Chef Box Series: Whole Dover Sole with Almond Brown Butter Sauce (Simplified)
An elegant fish to cook whole, Dover sole is a flat fish native to the North Atlantic. This dish has been a customer favorite at The Banks since the restaurant opened.
RECIPE BY CHEF ROBERT SISCA OF THE BANKS FISH HOUSE IN BOSTON, MASSACHUSETTS
- 1 whole dover sole
- ½ cup sliced almonds, toasted (reserve 2 tablespoons for topping)
- 1 ½ lemons, juiced
- 12 tablespoons butter (1½ sticks), kept cold
- 3 sprigs fresh parsley, leaves picked
- Salt and pepper, to taste
Preheat your oven to 350 degrees. Spread the sliced almonds in a single layer on a sheet pan and put in the oven to toast. Keep a close eye on your oven. Once the almonds start to color, they can burn quickly. When they have a touch of golden color, remove them from the oven and set aside to cool. This step can be done in advance. Store the toasted almonds in an airtight container at room temperature.
Bring a pot of salted water to boil for the broccolini. Cook the broccolini in the water for 1-2 minutes or until desired tenderness. The broccolini should retain some firmness. Drain and set aside.
Once the Dover sole is defrosted, rinse it with water and pat it dry. Do not be alarmed if there are lobes of roe in the cavity of the fish. They should remain inside the fish for cooking, and many people find the roe delicious.
Raise your oven temperature to 450 degrees. Line a sheet pan with parchment paper or foil and arrange the fish on the pan. Rub the whole fish with olive oil and season the outside with salt and pepper. The fish can be cooked whole with no additional butchery. If you are comfortable with a little butchery (or are willing to learn with a demo video by Chef Robert, see the alternate version of this recipe online).
Bake the whole fish uncovered for 10-15 minutes.
While the fish bakes, gently brown 1 stick of butter in a pan being careful not to let the milk solids burn. Add in the lemon juice and then the remaining cold butter (½ stick) one tablespoon at a time, constantly whisking to create a smooth, emulsified sauce. Once all the butter is melted and the sauce is a uniform consistency, add in the almonds and parsley. Taste the sauce and season to your liking with salt and pepper.
To test the fish for doneness, insert a fine tined fork or cake tester through the thickest part of the fish.

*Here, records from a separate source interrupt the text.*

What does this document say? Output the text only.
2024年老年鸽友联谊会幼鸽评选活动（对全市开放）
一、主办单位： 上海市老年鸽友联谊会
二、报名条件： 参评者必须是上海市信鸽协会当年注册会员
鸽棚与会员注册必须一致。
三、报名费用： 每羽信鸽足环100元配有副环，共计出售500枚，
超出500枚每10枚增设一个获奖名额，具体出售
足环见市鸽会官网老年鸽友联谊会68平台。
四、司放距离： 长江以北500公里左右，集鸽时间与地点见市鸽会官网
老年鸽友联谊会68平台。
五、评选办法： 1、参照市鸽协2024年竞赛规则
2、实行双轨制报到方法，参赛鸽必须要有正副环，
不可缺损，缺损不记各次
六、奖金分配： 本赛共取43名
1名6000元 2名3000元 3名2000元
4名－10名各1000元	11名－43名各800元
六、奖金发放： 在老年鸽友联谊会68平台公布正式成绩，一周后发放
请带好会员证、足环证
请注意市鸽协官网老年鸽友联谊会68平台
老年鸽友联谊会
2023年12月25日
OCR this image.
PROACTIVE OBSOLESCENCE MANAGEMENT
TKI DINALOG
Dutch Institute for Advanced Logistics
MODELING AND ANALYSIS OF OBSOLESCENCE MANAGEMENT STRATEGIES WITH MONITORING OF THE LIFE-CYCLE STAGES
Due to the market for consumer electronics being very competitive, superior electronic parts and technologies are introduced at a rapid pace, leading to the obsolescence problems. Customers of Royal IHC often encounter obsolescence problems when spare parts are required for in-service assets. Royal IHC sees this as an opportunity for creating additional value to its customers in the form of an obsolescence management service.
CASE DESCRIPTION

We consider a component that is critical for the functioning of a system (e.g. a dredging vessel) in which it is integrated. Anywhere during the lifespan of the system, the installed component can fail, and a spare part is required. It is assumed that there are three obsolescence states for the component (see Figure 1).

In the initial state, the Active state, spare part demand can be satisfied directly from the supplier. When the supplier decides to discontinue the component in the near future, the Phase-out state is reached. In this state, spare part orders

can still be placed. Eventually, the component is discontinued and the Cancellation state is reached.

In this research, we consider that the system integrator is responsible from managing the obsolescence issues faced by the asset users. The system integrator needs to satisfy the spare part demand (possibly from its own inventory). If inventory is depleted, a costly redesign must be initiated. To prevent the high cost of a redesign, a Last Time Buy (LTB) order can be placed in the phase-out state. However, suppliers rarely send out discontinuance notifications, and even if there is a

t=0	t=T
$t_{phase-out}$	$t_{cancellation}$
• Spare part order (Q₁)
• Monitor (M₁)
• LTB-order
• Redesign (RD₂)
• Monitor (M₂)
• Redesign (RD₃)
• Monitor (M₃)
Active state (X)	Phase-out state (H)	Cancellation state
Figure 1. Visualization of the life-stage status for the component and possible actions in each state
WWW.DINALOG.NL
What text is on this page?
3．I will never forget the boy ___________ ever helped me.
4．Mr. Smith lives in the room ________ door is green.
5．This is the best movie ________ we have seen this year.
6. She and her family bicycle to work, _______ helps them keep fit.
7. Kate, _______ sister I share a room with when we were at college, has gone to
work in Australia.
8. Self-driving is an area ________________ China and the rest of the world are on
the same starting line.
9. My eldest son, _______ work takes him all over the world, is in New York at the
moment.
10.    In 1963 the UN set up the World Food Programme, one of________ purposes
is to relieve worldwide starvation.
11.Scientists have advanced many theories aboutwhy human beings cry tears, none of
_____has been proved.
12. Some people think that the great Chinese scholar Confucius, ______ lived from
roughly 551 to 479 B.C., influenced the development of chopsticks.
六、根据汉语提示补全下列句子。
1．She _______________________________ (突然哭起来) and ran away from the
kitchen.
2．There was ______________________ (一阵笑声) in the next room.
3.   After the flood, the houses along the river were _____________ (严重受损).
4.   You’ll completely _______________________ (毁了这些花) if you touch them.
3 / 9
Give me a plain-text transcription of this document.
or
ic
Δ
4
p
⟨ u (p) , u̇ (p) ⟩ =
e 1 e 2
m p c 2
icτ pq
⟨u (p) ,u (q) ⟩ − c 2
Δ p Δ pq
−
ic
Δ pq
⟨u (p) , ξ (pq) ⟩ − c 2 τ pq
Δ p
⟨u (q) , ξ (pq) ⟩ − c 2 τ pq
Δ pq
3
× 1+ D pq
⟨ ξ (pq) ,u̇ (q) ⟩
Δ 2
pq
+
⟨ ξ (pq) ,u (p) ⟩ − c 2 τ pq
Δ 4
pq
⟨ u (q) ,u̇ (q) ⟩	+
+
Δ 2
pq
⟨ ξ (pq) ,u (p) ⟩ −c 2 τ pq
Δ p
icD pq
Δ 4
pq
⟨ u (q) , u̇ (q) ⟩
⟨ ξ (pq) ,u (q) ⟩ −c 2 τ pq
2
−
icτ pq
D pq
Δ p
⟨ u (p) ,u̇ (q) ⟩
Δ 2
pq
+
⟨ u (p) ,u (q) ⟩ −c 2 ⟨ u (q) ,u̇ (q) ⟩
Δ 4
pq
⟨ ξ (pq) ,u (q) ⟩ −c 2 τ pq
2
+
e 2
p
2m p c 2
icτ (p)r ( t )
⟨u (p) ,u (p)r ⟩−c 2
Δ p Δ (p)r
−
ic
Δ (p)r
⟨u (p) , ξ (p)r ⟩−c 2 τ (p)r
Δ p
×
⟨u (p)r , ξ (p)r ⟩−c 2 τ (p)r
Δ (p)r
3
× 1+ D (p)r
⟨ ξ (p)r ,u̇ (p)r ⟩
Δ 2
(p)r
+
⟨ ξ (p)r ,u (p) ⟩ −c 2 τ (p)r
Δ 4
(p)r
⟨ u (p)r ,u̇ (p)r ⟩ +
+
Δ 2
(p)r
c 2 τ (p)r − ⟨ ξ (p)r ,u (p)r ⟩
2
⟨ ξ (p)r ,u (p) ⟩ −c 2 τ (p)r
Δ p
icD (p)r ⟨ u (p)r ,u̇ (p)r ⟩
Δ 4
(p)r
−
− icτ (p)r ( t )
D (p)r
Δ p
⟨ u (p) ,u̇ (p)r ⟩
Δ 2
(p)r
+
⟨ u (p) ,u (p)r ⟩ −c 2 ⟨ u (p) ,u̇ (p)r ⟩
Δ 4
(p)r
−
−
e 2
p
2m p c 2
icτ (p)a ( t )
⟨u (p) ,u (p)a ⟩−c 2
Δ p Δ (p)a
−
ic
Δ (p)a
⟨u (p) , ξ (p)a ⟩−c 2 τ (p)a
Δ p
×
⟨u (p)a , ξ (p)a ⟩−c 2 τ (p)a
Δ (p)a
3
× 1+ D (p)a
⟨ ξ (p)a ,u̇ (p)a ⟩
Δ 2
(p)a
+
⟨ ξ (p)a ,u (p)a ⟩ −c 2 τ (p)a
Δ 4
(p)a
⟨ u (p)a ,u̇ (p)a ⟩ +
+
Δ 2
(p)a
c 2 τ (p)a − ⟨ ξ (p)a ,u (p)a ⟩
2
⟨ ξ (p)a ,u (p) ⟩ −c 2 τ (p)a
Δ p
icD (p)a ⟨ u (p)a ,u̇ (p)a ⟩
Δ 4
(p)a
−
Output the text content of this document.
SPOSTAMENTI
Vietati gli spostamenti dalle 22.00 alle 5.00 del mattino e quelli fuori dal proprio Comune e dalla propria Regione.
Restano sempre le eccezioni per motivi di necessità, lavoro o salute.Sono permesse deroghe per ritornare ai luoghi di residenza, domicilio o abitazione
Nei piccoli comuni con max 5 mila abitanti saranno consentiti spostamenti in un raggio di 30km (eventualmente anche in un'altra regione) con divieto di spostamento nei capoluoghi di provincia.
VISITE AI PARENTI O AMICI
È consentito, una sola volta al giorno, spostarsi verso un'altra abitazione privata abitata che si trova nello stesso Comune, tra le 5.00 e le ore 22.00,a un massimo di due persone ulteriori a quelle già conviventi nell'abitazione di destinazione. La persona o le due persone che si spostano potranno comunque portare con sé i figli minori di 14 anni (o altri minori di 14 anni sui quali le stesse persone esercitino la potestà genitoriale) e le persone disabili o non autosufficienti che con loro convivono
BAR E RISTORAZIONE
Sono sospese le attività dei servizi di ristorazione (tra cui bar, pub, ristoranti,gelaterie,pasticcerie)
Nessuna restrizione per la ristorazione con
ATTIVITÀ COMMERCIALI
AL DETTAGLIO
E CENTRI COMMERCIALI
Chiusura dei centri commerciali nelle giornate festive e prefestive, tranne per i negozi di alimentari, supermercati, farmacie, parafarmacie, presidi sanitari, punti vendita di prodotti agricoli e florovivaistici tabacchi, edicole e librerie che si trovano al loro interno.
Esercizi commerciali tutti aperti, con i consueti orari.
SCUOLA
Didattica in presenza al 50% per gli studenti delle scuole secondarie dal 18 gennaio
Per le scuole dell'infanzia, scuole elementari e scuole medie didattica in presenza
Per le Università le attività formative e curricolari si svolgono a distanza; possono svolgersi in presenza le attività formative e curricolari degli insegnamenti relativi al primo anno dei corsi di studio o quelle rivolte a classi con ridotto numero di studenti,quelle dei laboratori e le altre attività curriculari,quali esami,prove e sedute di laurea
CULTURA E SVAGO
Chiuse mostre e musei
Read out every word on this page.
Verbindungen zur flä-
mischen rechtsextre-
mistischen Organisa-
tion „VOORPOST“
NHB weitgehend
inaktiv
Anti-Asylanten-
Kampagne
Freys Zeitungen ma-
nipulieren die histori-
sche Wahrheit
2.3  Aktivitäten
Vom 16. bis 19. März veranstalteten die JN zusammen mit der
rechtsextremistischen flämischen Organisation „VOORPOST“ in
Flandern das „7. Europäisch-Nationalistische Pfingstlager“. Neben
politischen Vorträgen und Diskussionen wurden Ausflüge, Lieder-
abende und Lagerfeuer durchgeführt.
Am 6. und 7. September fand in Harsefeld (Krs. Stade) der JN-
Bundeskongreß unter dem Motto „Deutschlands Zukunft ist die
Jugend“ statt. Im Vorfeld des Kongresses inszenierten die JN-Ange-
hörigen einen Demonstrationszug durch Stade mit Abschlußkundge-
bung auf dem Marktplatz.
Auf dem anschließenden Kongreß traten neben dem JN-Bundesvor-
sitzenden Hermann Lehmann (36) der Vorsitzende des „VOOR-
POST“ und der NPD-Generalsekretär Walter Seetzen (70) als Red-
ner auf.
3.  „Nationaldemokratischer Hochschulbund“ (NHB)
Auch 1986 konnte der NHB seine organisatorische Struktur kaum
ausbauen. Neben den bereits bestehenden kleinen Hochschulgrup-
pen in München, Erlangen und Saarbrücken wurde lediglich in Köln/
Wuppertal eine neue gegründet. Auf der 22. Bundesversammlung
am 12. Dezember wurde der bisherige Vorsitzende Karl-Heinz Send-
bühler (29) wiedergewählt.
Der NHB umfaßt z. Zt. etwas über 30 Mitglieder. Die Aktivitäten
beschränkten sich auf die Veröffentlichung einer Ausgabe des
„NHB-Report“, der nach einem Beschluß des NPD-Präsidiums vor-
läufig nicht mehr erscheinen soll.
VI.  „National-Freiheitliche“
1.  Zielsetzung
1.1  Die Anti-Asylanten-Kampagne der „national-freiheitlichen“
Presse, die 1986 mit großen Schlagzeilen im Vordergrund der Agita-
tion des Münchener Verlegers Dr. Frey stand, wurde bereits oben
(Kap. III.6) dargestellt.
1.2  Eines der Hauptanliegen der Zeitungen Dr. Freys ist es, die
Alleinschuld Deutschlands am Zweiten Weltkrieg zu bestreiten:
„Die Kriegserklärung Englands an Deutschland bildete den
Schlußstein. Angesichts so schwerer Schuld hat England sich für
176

If it slides through with no resistance, the fish is cooked. Alternately, use a meat thermometer to test the internal temperature at the thickest part of the fish. It should be about 140 degrees.
Once your Dover sole has finished cooking, you can begin to portion your whole fish. (See the how-to video at wulfsfish.com). The skin will pull away from the meat easily once cooked.
Quickly toss the cooked broccolini in the pan sauce before plating.
Serve on four plates alongside the broccolini and spoon the almond brown butter sauce over the fish. Sprinkle with more parsley and sliced almonds.